Environmental Science

Is It Safe to Have a Bath during a Thunderstorm?

Is It Safe to Have a Bath during a Thunderstorm?

Have you ever had a caregiver shout at you to get out of the bath during a thunderstorm? Is it true that it is a deadly activity, or is it just an urban legend? Well, it appears that there is a hazard — and it is far more serious than you may imagine. What occurs when a thunderstorm strikes? To begin with, a thunderstorm forms when the atmosphere becomes unstable. Lightning is an electrical flash that happens between the earth, clouds, and air, according to the NOAA National Severe Storms Laboratory. 

When lightning strikes, the air between the negative and positive charges in the clouds, as well as between the cloud and the earth, serves as an insulator. The air insulation fails when the opposing charges build up, resulting in a quick discharge of electricity known as lightning. Nature’s approach of momentarily equalizing the charged areas of the atmosphere is the flash you see in the stormy sky. Until the charges dissipate, this cycle will continue. The thunder’s booming roar is caused by lightning. 

The lightning channel’s energy warms the air to roughly 50,000 degrees Fahrenheit, causing it to erupt outward. The sound of thunder is created when the pressure in the atmosphere drops fast. A channel forms towards the surface when a lightning strike is going to occur on the ground. Tall objects will start firing sparks to meet it when it is less than a hundred yards from the earth. When a single spark connects to the downward channel, a massive electrical current is sent down to the source of the spark.

How may lightning harm someone? Lightning, according to the Centers for Disease Control and Prevention (CDC), can inflict a variety of injuries, each with its own mortality risk. Typically, 10% of those struck by lightning die, most commonly from a heart attack. A direct hit is frequently lethal. Contact strikes (victim is touching a lightning-struck object), side flash (lightning bounces off an object and onto the victim), and ground current strikes are less lethal (lightning strikes the ground nearby and the current passes from the impact point, through the ground, to the victim). Thunder can also result significant injuries such as eardrum bursts or damage if the victim falls.

Is being in a shower during a thunderstorm dangerous? You are unlikely to get hit by a direct strike unless you are sitting in a bathtub outside or showering in the rain. The most serious issue is if lightning strikes a house directly, as plumbing and other metal may act as a conductor for electrical energy. Lightning usually takes the path of least resistance, which is usually through cables and pipes.

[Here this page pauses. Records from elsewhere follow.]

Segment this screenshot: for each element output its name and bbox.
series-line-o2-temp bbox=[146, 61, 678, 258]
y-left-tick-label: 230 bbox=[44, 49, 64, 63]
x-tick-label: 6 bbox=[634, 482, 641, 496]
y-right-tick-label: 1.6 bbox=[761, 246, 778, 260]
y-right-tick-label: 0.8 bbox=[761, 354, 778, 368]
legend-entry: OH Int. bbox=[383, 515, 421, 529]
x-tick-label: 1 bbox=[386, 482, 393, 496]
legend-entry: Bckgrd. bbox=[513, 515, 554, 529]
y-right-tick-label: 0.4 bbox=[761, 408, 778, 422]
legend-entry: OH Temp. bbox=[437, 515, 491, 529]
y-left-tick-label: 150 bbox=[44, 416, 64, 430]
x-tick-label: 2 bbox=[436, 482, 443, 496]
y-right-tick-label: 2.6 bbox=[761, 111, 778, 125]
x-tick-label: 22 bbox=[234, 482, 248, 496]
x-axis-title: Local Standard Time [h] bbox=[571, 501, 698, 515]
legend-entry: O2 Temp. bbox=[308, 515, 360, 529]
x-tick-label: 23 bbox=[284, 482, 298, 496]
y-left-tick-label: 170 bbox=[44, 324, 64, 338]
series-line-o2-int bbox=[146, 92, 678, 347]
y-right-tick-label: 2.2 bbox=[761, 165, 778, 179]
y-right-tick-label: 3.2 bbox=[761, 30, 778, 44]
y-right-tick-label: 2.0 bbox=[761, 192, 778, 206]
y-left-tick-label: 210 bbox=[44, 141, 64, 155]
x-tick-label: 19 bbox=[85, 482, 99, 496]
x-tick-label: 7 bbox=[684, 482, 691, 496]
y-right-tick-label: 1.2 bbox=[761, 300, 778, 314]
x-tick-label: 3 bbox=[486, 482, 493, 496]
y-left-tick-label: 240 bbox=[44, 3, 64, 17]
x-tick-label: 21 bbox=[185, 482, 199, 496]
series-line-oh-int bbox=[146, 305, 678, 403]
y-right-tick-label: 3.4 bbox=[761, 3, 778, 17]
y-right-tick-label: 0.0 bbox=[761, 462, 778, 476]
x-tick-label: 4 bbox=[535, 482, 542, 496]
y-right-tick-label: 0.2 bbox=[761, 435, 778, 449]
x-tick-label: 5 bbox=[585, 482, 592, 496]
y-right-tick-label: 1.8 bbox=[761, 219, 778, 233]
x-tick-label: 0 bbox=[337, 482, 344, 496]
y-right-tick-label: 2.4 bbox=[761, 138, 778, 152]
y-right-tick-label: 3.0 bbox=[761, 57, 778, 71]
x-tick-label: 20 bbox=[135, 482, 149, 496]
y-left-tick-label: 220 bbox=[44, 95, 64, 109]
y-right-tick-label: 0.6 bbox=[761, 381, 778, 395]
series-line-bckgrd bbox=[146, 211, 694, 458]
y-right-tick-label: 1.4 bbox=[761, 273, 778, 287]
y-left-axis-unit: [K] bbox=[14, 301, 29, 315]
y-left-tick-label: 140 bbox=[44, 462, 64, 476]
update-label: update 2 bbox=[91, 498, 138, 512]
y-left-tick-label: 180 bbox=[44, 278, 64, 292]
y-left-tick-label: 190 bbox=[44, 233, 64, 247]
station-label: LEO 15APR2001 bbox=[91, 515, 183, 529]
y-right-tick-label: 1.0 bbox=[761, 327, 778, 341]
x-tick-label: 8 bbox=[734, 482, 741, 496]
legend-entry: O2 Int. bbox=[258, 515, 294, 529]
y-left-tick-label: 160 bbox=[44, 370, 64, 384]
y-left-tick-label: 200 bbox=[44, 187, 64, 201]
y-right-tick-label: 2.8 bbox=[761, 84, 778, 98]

As a result, it has the potential to travel through the pipes and impact you when showering. Water may conduct electrical currents in addition to metal as a conduit. This implies that if you’re in the shower or bath, electricity might pass through the pipes and into the water, destroying your nice bubble bath.

This is reflected in CDC recommendations, which recommends staying out of the shower and away from plumbing during a rainstorm. They also recommend avoiding dishwashing, which is a terrific way to avoid that dreaded duty. Because lightning may strike 4.8 to 16 kilometers (3 to 10 miles) distant from the parent storm, it is widely assumed that if you hear thunder, you are close enough for lightning to reach your position. It’s usually safe to get the bubble bath and candles out 30 minutes after the last thunder, because storms prefer to save up one major lightning strike so they can (literally) go out with a boom.